Abu Tayeh will be holding a press conference on September 6 to ceremonially launch his campaign.

He said some of the candidates on the slate had received threats from individuals with ties to the Palestinian Authority, “but we are not afraid.” In response, Marouf Alrefai, an adviser to the Palestinian Authority’s Jerusalem Governor, said to the Times of Israel that the candidate’s claims were “highly exaggerated,” and that neither Abu Tayeh nor people in his list received threats from anyone close to the PA.

“I have not received threats from the Jewish far right, but I wouldn’t be surprised if they tried to kill me at some point,” Abu Tayeh added nonchalantly.

A view of the Silwan neighborhood in east Jerusalem, August 26, 2022 (AP Photo/ Mahmoud Illean)

Abu Tayeh has built a limited social media presence since going public with his political aspirations, and has been meeting with community leaders in order to lay the groundwork for his campaign.

44 years in the city

But some residents have criticized his detachment from local East Jerusalemites, due to his holding Israeli citizenship, unlike most of them, and having been born in Nazareth.

Abu Tayeh stressed that he has deep ties to the city.  “I have lived here for 44 years, I am married to a Jerusalem woman and my three children were born here. I am a Jerusalemite in every way.”

City council member Laura Wharton, who was elected with the left-wing Meretz party and is running with an independent slate in the upcoming ballot, praised Abu Tayeh’s “good intentions” and efforts to boost East Jerusalemites’ involvement in local politics. But she told The Times of Israel that he is “relatively unknown and, as an Israeli citizen, is less subject to or exposed to the troubles and daily injustices that East Jerusalemites experience.”

Hussam Mousa, 34, a Silwan native and a licensed tour guide who offers tours of East Jerusalem for Israelis, also commended Abu Tayeh’s “courage and vision” to improve living conditions in East Jerusalem. Mousa said he believed Abu Tayeh’s goal of 100,000 votes was not impossible but would require a lot of groundwork, with elections only two months away.

“He has been making connections with some influential people in the city who may be able to get out the vote in his favor,” Mousa added.

He dismissed Abu Tayeh’s Nazarene origins as an impediment: “Whoever lives with a people for 40 days, becomes one of them,” Mousa said, quoting a famous Arabic proverb. “The main obstacle is that Jerusalem Palestinians don’t vote in municipal elections because they have no trust in the Israeli authorities, the same authorities that issue orders to demolish their homes and hand out fines.

“There is also a fundamental misunderstanding on the part of East Jerusalemites as to how the Israeli system of democratic influence works,” he argued. “People here feel that the government is only intent on expelling them, and participating in its decision-making mechanisms equals normalization.

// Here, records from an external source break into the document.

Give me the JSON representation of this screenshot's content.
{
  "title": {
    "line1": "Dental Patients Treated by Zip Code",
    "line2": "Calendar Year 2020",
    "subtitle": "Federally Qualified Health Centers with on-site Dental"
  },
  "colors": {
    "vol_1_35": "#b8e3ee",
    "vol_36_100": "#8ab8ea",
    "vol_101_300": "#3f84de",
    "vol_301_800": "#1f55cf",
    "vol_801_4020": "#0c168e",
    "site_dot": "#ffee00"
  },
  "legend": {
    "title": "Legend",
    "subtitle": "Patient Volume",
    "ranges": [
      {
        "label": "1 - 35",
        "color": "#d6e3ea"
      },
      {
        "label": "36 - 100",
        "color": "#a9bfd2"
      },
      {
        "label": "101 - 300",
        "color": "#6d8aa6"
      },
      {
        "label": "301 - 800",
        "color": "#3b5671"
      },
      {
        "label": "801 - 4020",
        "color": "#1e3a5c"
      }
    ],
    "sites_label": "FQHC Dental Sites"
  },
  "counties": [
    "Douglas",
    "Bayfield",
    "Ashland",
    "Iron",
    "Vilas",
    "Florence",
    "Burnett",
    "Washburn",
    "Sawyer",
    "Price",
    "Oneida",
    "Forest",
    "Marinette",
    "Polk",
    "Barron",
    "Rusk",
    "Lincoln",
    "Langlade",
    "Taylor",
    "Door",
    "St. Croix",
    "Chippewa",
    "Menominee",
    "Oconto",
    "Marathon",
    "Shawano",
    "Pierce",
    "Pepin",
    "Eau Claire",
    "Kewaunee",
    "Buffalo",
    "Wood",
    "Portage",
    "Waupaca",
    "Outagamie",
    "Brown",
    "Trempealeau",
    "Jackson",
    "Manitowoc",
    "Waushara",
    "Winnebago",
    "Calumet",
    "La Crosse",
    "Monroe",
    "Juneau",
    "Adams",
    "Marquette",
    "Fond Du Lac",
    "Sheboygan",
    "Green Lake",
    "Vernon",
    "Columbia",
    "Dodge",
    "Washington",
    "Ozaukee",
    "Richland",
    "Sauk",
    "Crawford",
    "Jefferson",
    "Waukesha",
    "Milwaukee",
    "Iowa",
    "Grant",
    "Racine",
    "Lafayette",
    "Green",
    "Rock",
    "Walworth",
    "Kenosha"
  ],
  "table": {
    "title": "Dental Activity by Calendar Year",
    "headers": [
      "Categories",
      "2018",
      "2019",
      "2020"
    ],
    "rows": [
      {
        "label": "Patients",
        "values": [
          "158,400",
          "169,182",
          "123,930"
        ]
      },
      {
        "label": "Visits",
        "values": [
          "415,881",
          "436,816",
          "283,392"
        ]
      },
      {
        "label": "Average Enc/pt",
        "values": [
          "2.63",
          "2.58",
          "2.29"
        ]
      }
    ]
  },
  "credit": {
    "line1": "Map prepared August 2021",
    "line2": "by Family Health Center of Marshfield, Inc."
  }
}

It will take time and work to restore public trust in the authorities.”

Still, Mousa said, “there is visible change in the last few years. Young people increasingly learn Hebrew and work in the Israeli job market. The question is, does the Israeli side accept them? Is it willing to treat East Jerusalem as it treats the West? To put an end to the discrimination?”

Abu Tayeh is optimistic. “On election day, I estimate that we can get as many as 80,000, or even 100,000 votes,” he claimed, “including a few thousand Jewish ones.”

“I know that I will not be able to free East Jerusalem. Ideally, I would like for it to become the capital of a single [bi-national] state or to be split into two capitals for two states. But first, I want to break down the walls in people’s minds about voting,” the candidate said. “East Jerusalemites need to realize that there is no real justice for us here, and no international law to defend us. It’s a power game, and we have to play it in our interest.”